Medical experts describe unsafe abortion as the termination of an unwanted pregnancy by persons lacking the necessary skills, or in an environment lacking minimal medical standards or both.
For example, an unsafe abortion may refer to an extremely dangerous life-threatening procedure that is self-induced in unhygienic conditions, or it may refer to a much safer abortion performed by a medical practitioner who does not provide appropriate post-abortion attention.
Unsafe abortion is a significant cause of maternal mortality and morbidity in the world. Most unsafe abortions occur where abortion is illegal, or in developing countries where affordable well-trained medical practitioners are not readily available, or where modern contraceptives are unavailable. About one in eight pregnancy-related deaths worldwide are associated with unsafe abortion.
The World Health Organisation reports that each year, nearly 42 million women faced with unintended pregnancies have abortions, of which 20 million are unsafe, mostly in countries where abortion is illegal.
The WHO reports that in developed regions, nearly all abortions 92 per cent are safe, whereas in developing countries, more than half 55 per cent are unsafe. According to WHO statistics, the risk rate for unsafe abortion is 1/270; according to other sources, unsafe abortion is responsible for one in eight maternal deaths. Worldwide, 48 per cent of all induced abortions are unsafe
According to a Ghana News Agency (GNA) report, the Medical Director of the Akuapem North Municipal Assembly, Dr Joseph Opare, says many teenagers die from unsafe abortion due to lack of knowledge and access to good reproductive health services.
He, therefore, called on people to sacrifice their time and resources to help educate and offer reproductive health services to rural dwellers, as well as those in deprived areas to help change the trend.
Dr Opare was speaking at the opening of the 12th Annual General Meeting of Volunteers of the Southern Zone of Planned Parenthood Association of Ghana (PPAG) in Accra.
PPAG is a non-governmental organisation, which deals in reproductive health. Its southern zone covers volunteers of the association in Central, Eastern, Greater Accra and Volta regions.
Dr Opare said a World Bank survey had indicated that 10 per cent of maternal deaths in Ghana were as a result of unsafe abortion, with 13.8 per cent of pregnant women being teenagers.
In a speech read on her behalf, the Manager of the Southern Zone, Nana Amma Oforiwaa Sam, said the zone sold 877,176 pieces of male and female condoms and provided reproductive health services to 10,735 people last year.
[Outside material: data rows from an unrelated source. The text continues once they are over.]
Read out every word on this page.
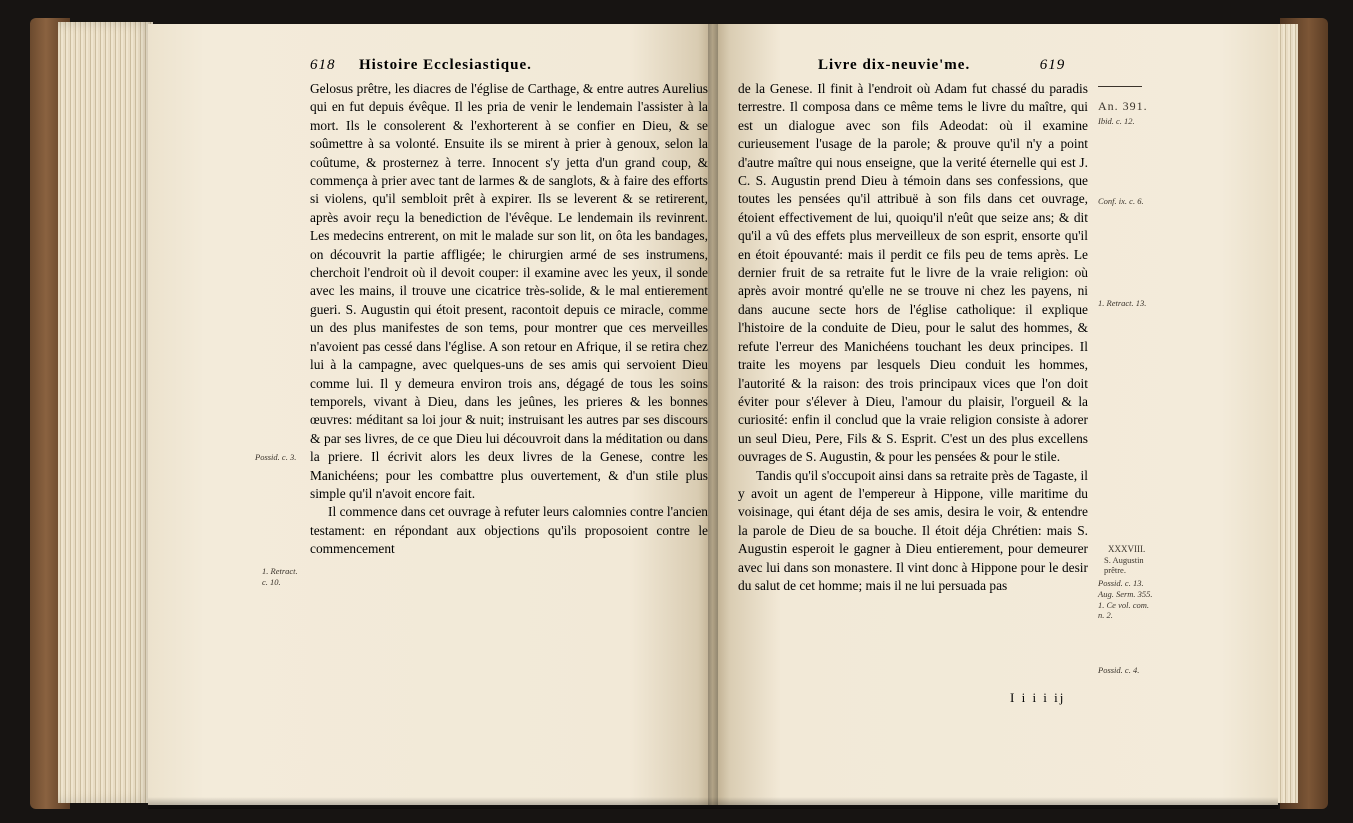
618 Histoire Ecclesiastique.

Gelosus prêtre, les diacres de l'église de Carthage, & entre autres Aurelius qui en fut depuis évêque. Il les pria de venir le lendemain l'assister à la mort. Ils le consolerent & l'exhorterent à se confier en Dieu, & se soûmettre à sa volonté. Ensuite ils se mirent à prier à genoux, selon la coûtume, & prosternez à terre. Innocent s'y jetta d'un grand coup, & commença à prier avec tant de larmes & de sanglots, & à faire des efforts si violens, qu'il sembloit prêt à expirer. Ils se leverent & se retirerent, après avoir reçu la benediction de l'évêque. Le lendemain ils revinrent. Les medecins entrerent, on mit le malade sur son lit, on ôta les bandages, on découvrit la partie affligée; le chirurgien armé de ses instrumens, cherchoit l'endroit où il devoit couper: il examine avec les yeux, il sonde avec les mains, il trouve une cicatrice très-solide, & le mal entierement gueri. S. Augustin qui étoit present, racontoit depuis ce miracle, comme un des plus manifestes de son tems, pour montrer que ces merveilles n'avoient pas cessé dans l'église. A son retour en Afrique, il se retira chez lui à la campagne, avec quelques-uns de ses amis qui servoient Dieu comme lui. Il y demeura environ trois ans, dégagé de tous les soins temporels, vivant à Dieu, dans les jeûnes, les prieres & les bonnes œuvres: méditant sa loi jour & nuit; instruisant les autres par ses discours & par ses livres, de ce que Dieu lui découvroit dans la méditation ou dans la priere. Il écrivit alors les deux livres de la Genese, contre les Manichéens; pour les combattre plus ouvertement, & d'un stile plus simple qu'il n'avoit encore fait.

Il commence dans cet ouvrage à refuter leurs calomnies contre l'ancien testament: en répondant aux objections qu'ils proposoient contre le commencement

Possid. c. 3.
1. Retract.
c. 10.
Livre dix-neuvie'me.	619

de la Genese. Il finit à l'endroit où Adam fut chassé du paradis terrestre. Il composa dans ce même tems le livre du maître, qui est un dialogue avec son fils Adeodat: où il examine curieusement l'usage de la parole; & prouve qu'il n'y a point d'autre maître qui nous enseigne, que la verité éternelle qui est J. C. S. Augustin prend Dieu à témoin dans ses confessions, que toutes les pensées qu'il attribuë à son fils dans cet ouvrage, étoient effectivement de lui, quoiqu'il n'eût que seize ans; & dit qu'il a vû des effets plus merveilleux de son esprit, ensorte qu'il en étoit épouvanté: mais il perdit ce fils peu de tems après. Le dernier fruit de sa retraite fut le livre de la vraie religion: où après avoir montré qu'elle ne se trouve ni chez les payens, ni dans aucune secte hors de l'église catholique: il explique l'histoire de la conduite de Dieu, pour le salut des hommes, & refute l'erreur des Manichéens touchant les deux principes. Il traite les moyens par lesquels Dieu conduit les hommes, l'autorité & la raison: des trois principaux vices que l'on doit éviter pour s'élever à Dieu, l'amour du plaisir, l'orgueil & la curiosité: enfin il conclud que la vraie religion consiste à adorer un seul Dieu, Pere, Fils & S. Esprit. C'est un des plus excellens ouvrages de S. Augustin, & pour les pensées & pour le stile.

Tandis qu'il s'occupoit ainsi dans sa retraite près de Tagaste, il y avoit un agent de l'empereur à Hippone, ville maritime du voisinage, qui étant déja de ses amis, desira le voir, & entendre la parole de Dieu de sa bouche. Il étoit déja Chrétien: mais S. Augustin esperoit le gagner à Dieu entierement, pour demeurer avec lui dans son monastere. Il vint donc à Hippone pour le desir du salut de cet homme; mais il ne lui persuada pas

An. 391.
Ibid. c. 12.
Conf. ix. c. 6.
1. Retract. 13.
XXXVIII.
S. Augustin
prêtre.
Possid. c. 13.
Aug. Serm. 355.
1. Ce vol. com.
n. 2.
Possid. c. 4.
I i i i ij
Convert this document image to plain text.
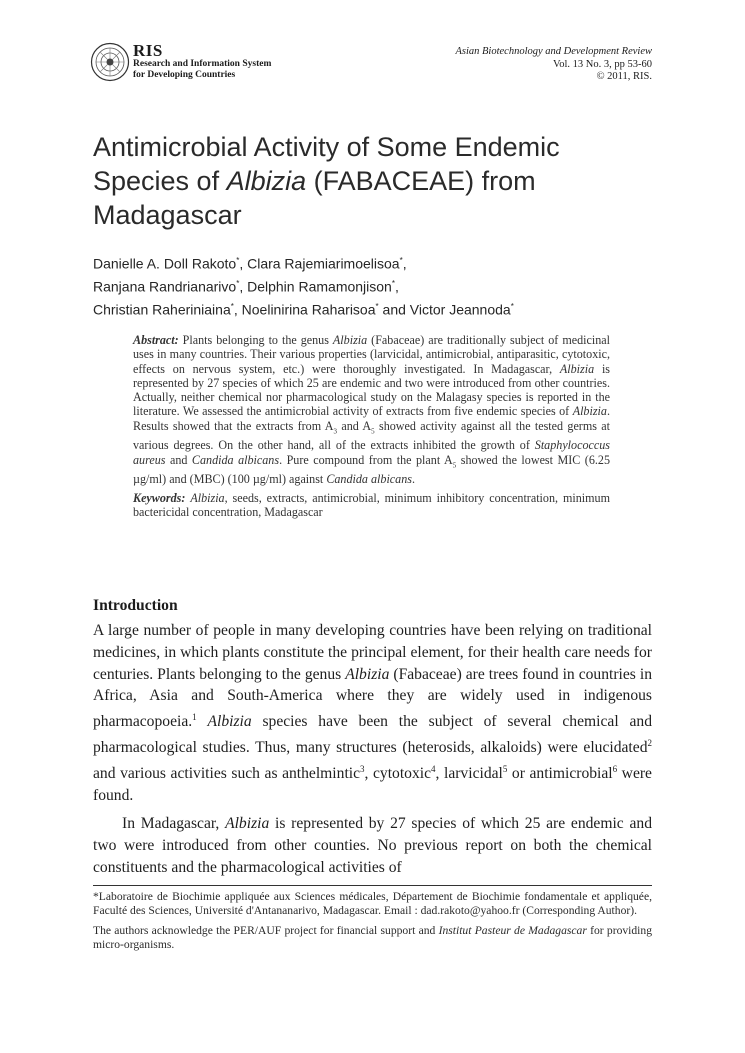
RIS
Research and Information System
for Developing Countries
Asian Biotechnology and Development Review
Vol. 13 No. 3, pp 53-60
© 2011, RIS.
Antimicrobial Activity of Some Endemic Species of Albizia (FABACEAE) from Madagascar
Danielle A. Doll Rakoto*, Clara Rajemiarimoelisoa*,
Ranjana Randrianarivo*, Delphin Ramamonjison*,
Christian Raheriniaina*, Noelinirina Raharisoa* and Victor Jeannoda*

Abstract: Plants belonging to the genus Albizia (Fabaceae) are traditionally subject of medicinal uses in many countries. Their various properties (larvicidal, antimicrobial, antiparasitic, cytotoxic, effects on nervous system, etc.) were thoroughly investigated. In Madagascar, Albizia is represented by 27 species of which 25 are endemic and two were introduced from other countries. Actually, neither chemical nor pharmacological study on the Malagasy species is reported in the literature. We assessed the antimicrobial activity of extracts from five endemic species of Albizia. Results showed that the extracts from $A_3$ and $A_5$ showed activity against all the tested germs at various degrees. On the other hand, all of the extracts inhibited the growth of Staphylococcus aureus and Candida albicans. Pure compound from the plant $A_5$ showed the lowest MIC (6.25 µg/ml) and (MBC) (100 µg/ml) against Candida albicans.

Keywords: Albizia, seeds, extracts, antimicrobial, minimum inhibitory concentration, minimum bactericidal concentration, Madagascar

Introduction

A large number of people in many developing countries have been relying on traditional medicines, in which plants constitute the principal element, for their health care needs for centuries. Plants belonging to the genus Albizia (Fabaceae) are trees found in countries in Africa, Asia and South-America where they are widely used in indigenous pharmacopoeia.$^1$ Albizia species have been the subject of several chemical and pharmacological studies. Thus, many structures (heterosids, alkaloids) were elucidated$^2$ and various activities such as anthelmintic$^3$, cytotoxic$^4$, larvicidal$^5$ or antimicrobial$^6$ were found.

In Madagascar, Albizia is represented by 27 species of which 25 are endemic and two were introduced from other counties. No previous report on both the chemical constituents and the pharmacological activities of

*Laboratoire de Biochimie appliquée aux Sciences médicales, Département de Biochimie fondamentale et appliquée, Faculté des Sciences, Université d'Antananarivo, Madagascar. Email : dad.rakoto@yahoo.fr (Corresponding Author).

The authors acknowledge the PER/AUF project for financial support and Institut Pasteur de Madagascar for providing micro-organisms.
The Chairperson of the Rebranding and Visibility Committee of the Association, Mrs Arku Xornam Kevi, called for concerted efforts by staff and volunteers of PPAG to publicise activities of the organisation to enable it to assume its rightful position in the provision of reproductive health services and education in the country.
Mr Anthony Koranteng Akwarfo, Chairman of the Southern Zone of PPAG, called on the delegates to spread the knowledge they had acquired.